Controlling the assembly/disassembly of nanomaterials in cells is of great importance for precision medicine. Recently, natural polyphenols served as drugs have gained considerable attentions for the treatment of cardiovascular diseases, bacterial infections and cancers. Herein, tannic acid (TA), a therapeutic natural polyphenol is utilized to regulate the assembly/disassembly of nucleic acid nanocomplex in cells for smart drug delivery and gene therapy. TA mediates the co-assembly of branched-DNA/RNA and cell membranes to form nanocomplex driven by strong affinity between TA and nucleic acids/membrane proteins.

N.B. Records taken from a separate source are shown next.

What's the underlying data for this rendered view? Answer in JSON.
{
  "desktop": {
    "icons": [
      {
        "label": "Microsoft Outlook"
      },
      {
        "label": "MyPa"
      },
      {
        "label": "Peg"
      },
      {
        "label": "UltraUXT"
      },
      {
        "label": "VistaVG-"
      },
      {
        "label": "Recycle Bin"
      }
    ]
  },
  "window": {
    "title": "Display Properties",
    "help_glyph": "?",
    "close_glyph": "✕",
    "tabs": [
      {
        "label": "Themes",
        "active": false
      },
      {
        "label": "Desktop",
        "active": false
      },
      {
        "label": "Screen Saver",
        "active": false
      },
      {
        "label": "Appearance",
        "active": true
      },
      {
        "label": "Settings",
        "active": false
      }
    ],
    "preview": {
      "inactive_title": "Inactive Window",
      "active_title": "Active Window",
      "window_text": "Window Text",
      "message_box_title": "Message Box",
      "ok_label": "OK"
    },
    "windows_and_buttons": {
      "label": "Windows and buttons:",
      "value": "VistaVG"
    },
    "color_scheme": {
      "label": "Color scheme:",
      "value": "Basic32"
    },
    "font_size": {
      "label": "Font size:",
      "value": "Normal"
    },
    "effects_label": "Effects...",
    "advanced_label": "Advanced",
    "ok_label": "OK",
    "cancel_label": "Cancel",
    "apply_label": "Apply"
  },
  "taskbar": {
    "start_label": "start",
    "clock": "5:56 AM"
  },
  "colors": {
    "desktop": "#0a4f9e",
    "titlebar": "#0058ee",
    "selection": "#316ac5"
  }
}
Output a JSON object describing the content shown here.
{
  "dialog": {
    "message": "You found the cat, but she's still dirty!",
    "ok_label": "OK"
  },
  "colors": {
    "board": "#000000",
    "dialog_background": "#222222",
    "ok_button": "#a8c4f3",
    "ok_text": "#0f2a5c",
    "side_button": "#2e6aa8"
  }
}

The nano complex is able to effectively bind to target cells, and demonstrates prolonged blood circulation and reduced macrophage clearance. Intracellularly, spatiotemporally controllable disassembly of nanocomplex is achieved. The lysosomal acidic microenvironment specifically induces the disassembly of nanocomplex to release TA and branched-DNA/RNA. RNase H in cytoplasm specifically triggers the disassembly of branchedDNA/RNA to release siRNA. Using in vitro and in vivo models, the efficacy of synergetic RNAi/chemo-therapy has been demonstrated, wherein TA promotes cancer cell apoptosis and RNAi-mediated gene silencing is enhanced. This work demonstrates that rationally designed DNA nanomaterials achieve controlled disassembly of functional moieties in cells for precision medicine. (c) 2021 Elsevier Ltd. All rights reserved.

Automated summary

This study utilized natural polyphenol tannic acid (TA) to control the assembly and disassembly of nucleic acid nanocomplexes in cells for smart drug delivery and gene therapy. Through strong affinity between TA and nucleic acids/membrane proteins, the nanocomplex effectively targets cells and achieves spatiotemporally controllable disassembly within cells.